Because of its vertical nature, bag garden is most ideal for leafy vegetables (such as lettuce, spinach, kale, Swiss chard etc.), and herbs on both the top and sides of the bag. Leafy vegetables usually allow for several harvests at different times on one single plant.
Raised beds
Growing in beds maximizes the amount of growing space relative to walking space. For example, a 4 x 8 vegetable bed has 32 square feet of growing space, while a single row with walking spaces in between would only have about 16 square feet.
Vertical gardening
Vertical gardening enables you to make the most of your garden space by growing vegetables and fruits and colorful flowers up on a trellis, on garden netting, in a tower of pots, and over garden structures, while enjoying the benefits of easier maintenance, healthier plants, effortless harvesting, and higher yields.
3. Site Assessment
When starting a new garden or revamping an existing garden, it pays to your take time to familiarize yourself with the site. The fact that it is where you live does not mean you are familiar with some important factors that will contribute to the success of a home garden. Here are some factors to put into consideration when assessing your site:
- Observe the soil structure and the existing vegetation for vital clues about soil condition and fertility. Is the vegetation on it healthy? Does it remain dry or soggy after rain? Is it free of debris and stones?

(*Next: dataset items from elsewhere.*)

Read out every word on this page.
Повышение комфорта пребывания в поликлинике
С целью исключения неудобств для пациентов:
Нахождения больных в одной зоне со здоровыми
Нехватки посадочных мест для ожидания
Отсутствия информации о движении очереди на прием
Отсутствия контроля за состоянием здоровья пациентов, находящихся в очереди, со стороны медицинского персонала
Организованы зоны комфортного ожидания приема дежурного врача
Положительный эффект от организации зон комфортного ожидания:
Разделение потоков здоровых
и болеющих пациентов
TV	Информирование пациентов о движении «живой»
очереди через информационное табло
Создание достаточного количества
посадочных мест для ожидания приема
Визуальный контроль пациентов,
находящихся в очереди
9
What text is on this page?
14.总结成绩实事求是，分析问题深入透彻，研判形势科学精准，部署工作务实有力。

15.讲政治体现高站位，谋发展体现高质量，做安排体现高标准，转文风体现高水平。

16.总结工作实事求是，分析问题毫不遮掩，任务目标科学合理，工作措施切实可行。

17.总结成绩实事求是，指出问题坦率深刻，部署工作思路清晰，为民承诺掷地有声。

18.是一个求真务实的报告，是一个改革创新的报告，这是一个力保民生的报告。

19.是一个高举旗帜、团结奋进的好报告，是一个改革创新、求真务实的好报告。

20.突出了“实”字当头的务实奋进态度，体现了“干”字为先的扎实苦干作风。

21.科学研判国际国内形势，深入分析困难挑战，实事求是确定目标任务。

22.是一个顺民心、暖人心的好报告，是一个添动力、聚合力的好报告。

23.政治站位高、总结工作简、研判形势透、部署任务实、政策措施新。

- Observe the position of sunlight throughout the day. Most plants require full sunlight to grow; vegetables need at least 5 – 6 hours of sunlight per day. However, some vegetables and crops like some shade. Identify the hot spots and coolareas. The hot areas may require some trees for shading and cooling the garden during the hot season. Take note of the prevailing wind direction to see what will be suitable to act as windbreaks. Take note of these features.
- Watch out for cables, pipes and drains and take note of where they are. You don’t want to plant where an underground cable or water pipe is laid just in case you need access to them some day.